Pada bulan April, Otoritas Perilaku Sektor Keuangan (FSCA) Afrika Selatan menerbitkan lisensi Penyedia Layanan Aset Kripto (CASP) baru untuk VALR. Didukung oleh pendanaan ekuitas sebesar $55 juta dari investor seperti Pantera Capital dan Coinbase Ventures, VALR memperoleh lisensi CASP Kategori I dan II, yang semakin memperkuat kehadirannya di pasar.
Pasar mata uang kripto Afrika Selatan diproyeksikan menghasilkan pendapatan sebesar $246 juta pada tahun 2024, dengan tingkat pertumbuhan tahunan gabungan (CAGR) sebesar 7.86% yang mendorong ukuran pasar menjadi $332.9 juta pada tahun 2028, menurut sebuah laporan statista melaporkan.
Momentum Regulasi Afrika Selatan
Pada bulan Maret 2024, FSCA Afrika Selatan memberikan lisensi kepada 59 platform mata uang kripto berdasarkan peraturan yang berlaku, dengan 262 aplikasi lainnya masih tertunda dari total 355. Negara ini telah memantapkan dirinya sebagai yang pertama di Afrika yang memberikan lisensi kepada bursa kripto, setelah memulai pengembangan kerangka regulasi khusus sejak tahun 2021. Langkah ini menggarisbawahi peran Afrika Selatan sebagai pemimpin dalam regulasi kripto di Afrika.
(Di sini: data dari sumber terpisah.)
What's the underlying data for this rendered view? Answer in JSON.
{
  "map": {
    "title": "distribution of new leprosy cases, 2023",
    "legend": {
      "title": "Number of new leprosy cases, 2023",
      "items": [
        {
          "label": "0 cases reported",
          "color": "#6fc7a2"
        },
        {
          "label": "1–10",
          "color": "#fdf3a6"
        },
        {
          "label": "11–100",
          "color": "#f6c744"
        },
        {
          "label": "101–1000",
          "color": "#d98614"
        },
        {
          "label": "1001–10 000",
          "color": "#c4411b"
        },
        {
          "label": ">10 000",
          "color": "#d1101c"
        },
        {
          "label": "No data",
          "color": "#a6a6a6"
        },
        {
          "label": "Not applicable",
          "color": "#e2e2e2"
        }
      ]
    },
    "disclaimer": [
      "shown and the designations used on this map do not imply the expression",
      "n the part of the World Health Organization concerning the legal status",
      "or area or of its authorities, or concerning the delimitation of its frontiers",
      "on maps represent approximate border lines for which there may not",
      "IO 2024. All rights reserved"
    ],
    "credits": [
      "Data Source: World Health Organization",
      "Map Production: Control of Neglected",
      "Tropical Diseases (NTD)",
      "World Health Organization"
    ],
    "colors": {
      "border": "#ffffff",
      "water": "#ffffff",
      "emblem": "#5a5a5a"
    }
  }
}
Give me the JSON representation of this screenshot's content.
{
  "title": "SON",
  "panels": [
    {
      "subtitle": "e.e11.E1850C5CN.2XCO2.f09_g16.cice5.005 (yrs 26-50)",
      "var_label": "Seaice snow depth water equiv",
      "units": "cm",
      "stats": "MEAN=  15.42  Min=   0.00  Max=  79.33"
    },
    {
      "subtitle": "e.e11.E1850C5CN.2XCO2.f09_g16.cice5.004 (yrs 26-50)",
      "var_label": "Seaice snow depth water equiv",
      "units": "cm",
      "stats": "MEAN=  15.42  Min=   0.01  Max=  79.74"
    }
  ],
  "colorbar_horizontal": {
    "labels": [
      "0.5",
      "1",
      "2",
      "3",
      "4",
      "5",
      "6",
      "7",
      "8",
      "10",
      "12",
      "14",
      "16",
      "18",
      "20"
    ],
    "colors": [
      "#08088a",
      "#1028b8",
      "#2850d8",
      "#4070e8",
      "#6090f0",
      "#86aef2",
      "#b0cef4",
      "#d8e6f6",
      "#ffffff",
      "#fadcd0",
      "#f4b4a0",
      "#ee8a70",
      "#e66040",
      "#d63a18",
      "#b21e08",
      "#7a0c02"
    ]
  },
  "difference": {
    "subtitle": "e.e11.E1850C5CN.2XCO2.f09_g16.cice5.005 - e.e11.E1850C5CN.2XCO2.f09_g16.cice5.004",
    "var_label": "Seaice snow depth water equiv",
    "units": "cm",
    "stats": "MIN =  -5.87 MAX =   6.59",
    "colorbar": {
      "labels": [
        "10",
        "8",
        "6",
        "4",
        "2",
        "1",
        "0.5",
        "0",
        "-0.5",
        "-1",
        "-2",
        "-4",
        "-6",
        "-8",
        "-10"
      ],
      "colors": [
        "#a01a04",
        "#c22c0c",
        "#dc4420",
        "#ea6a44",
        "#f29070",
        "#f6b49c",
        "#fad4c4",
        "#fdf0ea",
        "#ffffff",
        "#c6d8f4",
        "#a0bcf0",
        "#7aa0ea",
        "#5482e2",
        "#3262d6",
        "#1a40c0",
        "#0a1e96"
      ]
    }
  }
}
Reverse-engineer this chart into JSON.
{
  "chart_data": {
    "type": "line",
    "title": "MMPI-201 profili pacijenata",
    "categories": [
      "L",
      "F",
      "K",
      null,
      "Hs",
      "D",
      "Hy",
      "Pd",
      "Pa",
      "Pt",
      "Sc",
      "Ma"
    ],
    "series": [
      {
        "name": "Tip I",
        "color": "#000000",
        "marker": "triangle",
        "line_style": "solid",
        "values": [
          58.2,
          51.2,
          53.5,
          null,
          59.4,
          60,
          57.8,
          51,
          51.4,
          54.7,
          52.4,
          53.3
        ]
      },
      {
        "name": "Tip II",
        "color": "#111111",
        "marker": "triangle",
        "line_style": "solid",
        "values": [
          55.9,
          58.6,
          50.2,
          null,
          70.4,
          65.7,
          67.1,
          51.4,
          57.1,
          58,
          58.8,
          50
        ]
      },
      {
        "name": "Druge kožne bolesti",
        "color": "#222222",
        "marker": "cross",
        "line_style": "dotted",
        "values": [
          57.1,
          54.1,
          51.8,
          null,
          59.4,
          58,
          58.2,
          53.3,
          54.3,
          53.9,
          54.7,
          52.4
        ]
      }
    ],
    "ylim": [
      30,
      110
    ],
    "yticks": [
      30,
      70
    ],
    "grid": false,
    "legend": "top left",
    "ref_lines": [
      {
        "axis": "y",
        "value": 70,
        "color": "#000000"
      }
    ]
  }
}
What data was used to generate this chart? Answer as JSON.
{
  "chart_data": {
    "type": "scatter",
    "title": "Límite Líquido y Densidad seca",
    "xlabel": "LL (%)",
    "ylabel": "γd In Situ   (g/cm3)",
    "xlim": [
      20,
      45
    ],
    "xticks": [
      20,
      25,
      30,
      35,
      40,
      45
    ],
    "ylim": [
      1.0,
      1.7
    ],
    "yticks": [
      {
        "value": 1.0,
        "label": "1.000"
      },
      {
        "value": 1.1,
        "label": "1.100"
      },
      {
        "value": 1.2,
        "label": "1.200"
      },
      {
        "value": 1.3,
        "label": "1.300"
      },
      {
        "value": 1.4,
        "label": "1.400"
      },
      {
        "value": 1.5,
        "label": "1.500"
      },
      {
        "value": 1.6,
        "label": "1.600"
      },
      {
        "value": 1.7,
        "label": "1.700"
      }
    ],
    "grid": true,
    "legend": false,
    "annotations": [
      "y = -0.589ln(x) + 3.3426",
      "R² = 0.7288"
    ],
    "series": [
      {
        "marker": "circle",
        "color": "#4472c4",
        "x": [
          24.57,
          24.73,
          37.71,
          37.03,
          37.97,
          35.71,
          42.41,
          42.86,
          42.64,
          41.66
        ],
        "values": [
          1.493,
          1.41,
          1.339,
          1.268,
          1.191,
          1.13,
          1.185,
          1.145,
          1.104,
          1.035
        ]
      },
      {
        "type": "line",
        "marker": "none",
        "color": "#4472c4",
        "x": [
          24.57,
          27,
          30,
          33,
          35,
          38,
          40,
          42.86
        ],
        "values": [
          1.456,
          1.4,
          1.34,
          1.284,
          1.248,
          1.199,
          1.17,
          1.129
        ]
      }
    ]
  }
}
Setelah bertahun-tahun berkonsultasi dengan pelaku pasar dan regulator lokal, rezim regulasi komprehensif Afrika Selatan untuk Penyedia Layanan Aset Kripto telah matang secara signifikan. Caselin mengantisipasi kejelasan lebih lanjut seputar kontrol dan definisi modal, memposisikan kerangka regulasi Afrika Selatan sebagai salah satu yang paling maju secara global. “Lingkungan regulasi Afrika Selatan setara dengan Dubai dan menawarkan lebih banyak kejelasan daripada banyak kawasan di Asia, termasuk Hong Kong dan Singapura, dan tentu saja lebih dari Amerika Serikat,” tambahnya.
Meskipun ada kemajuan regulasi, biaya kepatuhan telah meningkat tajam, dengan VALR secara signifikan meningkatkan tim kepatuhannya, yang sekarang mencakup lebih dari 10% dari tenaga kerjanya.
Pusat Teknologi yang Berkembang di Afrika
Selain mata uang kripto, Afrika Selatan semakin dikenal sebagai pusat teknologi baru. Pada bulan Juli, pasar berbasis Solana, AgriDex, memfasilitasi perdagangan pertanian lintas batas antara produsen Afrika Selatan dan importir yang berbasis di Inggris. Dengan menggunakan blockchain Solana, transaksi yang mencakup minyak zaitun dan anggur diselesaikan dengan biaya minimal, yang menggambarkan keunggulan teknologi blockchain dalam industri tradisional.
Seiring dengan kemajuan dalam aset digital, Afrika Selatan juga memantapkan dirinya sebagai pemimpin dalam regulasi kecerdasan buatan (AI). Pada bulan Agustus, Departemen Komunikasi dan Teknologi Digital (DCDT) meluncurkan kerangka kebijakan AI nasional, yang menjadi dasar bagi potensi regulasi dan legislasi AI.
Dengan lebih dari 1,100 investor korporat dan profesional serta lebih dari 850,000 pedagang global, VALR telah muncul sebagai bursa kripto terbesar di Afrika Selatan berdasarkan volume perdagangan, dengan 70% aktivitasnya berasal dari klien institusional. Caselin mengharapkan VALR untuk melanjutkan pertumbuhannya, memproyeksikan basis penggunanya akan berlipat ganda pada akhir tahun, mencapai satu juta pengguna terdaftar.
“Afrika Selatan tidak hanya menjadi pemain utama dalam lanskap aset digital Afrika tetapi juga secara global, berkat pendekatan regulasi yang progresif dan infrastruktur yang inovatif,” pungkas Caselin.